Growing up in New York, I always assumed the rest of the country was just like us. It was a rude awakening, when my Greyhound busload of like-minded and like-raised teenagers pulled up to a luncheonette somewhere west of the Mississippi and east of the Rockies and the locals sitting on a bench outside looked as if they had just spotted a UFO. New Jersey, they whispered. Not New York. New Jersey. They couldn't go that extra step, couldn't wrap their minds around the real alien truth.

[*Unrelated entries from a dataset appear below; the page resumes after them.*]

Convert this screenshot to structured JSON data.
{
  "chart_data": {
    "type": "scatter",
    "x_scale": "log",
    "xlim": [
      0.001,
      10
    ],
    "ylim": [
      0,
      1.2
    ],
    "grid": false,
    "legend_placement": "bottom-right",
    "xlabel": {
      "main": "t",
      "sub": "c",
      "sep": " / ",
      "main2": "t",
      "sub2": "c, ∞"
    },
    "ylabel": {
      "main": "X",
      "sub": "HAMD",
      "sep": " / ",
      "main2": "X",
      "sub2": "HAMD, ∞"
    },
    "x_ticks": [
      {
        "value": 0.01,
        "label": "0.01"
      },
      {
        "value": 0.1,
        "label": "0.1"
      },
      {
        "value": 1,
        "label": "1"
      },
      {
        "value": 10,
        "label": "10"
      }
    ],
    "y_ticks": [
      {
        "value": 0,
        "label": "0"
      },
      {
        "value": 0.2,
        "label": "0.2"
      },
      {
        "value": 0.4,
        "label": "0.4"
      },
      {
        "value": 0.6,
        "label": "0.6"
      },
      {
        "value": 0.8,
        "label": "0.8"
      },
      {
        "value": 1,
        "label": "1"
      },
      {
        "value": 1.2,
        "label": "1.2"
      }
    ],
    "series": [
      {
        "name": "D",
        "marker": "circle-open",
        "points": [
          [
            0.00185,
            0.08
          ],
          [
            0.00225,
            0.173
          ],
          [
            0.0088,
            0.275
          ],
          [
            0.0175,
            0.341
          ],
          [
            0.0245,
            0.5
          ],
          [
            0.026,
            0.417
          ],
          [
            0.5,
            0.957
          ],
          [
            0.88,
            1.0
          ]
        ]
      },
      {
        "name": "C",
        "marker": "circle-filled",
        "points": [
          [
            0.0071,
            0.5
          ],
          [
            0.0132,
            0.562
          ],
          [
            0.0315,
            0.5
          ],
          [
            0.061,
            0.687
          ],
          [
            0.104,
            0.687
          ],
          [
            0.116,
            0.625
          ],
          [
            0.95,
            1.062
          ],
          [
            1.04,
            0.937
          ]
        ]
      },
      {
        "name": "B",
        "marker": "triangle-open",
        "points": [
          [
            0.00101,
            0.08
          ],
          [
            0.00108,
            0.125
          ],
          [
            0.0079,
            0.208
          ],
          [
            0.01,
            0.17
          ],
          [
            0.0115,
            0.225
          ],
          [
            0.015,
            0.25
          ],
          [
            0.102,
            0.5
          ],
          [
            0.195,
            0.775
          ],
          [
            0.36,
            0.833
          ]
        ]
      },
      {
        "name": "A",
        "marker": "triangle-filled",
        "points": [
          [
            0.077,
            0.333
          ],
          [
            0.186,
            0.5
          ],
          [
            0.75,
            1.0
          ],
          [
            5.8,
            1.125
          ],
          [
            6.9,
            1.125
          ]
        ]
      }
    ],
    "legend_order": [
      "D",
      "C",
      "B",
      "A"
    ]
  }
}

Wandering through Central Park on a crisp and sunny March afternoon, I fell in love again, as I always do, with New York. The colorful mosaic of people on the move, all at their own pace, always some small group paused along the sidelines for a chat or a photograph or just to take it all in. Performance art. In the heart of New York, a place that can seem alien and daunting and even distasteful to the uninitiated, I don't remember hearing a harsh word or witnessing anything rude, for an entire weekend.
Could this be just a tiny oasis in a country gone mad? Or was I simply too engrossed in personal contentment, thrilled to be among family and friends celebrating a much needed happy occasion in a year that has already begged for a do-over in so many ways. In the span of less than three months, I've been devastated by personal loss and, though it matters far less in the grand scheme of things, disheartened by the spectacle of American politics. My suspicion of politicians in general has turned into disgust, and I cannot help but wonder how this happened. Certainly, nobody in my little world gets it. My world, obviously as small as the world of the folks sitting on a bench somewhere between the Mississippi and the Rockies, as alien to me, maybe, as I was to them when I stepped off the Greyhound spaceship. I'd like to think we have all gotten better since the summer of 1975, when we didn't have social media bringing us together, that there's a clearer definition of good and evil that has nothing to do with race or religion or geography. But all I know is there are a whole lot of people out there, somewhere, who are buying into something that is at best comical, and at worst frightening, at least to me and the people I hang with, and I just don't get it.
Good things, like bad things, should happen in threes, and by my count, we still have some wiggle room on the good side. Maybe little Marco or lying Ted or tumescent Donald or poor, dear John will do something surprising, or rational, or good. I suppose there's always Canada, eh?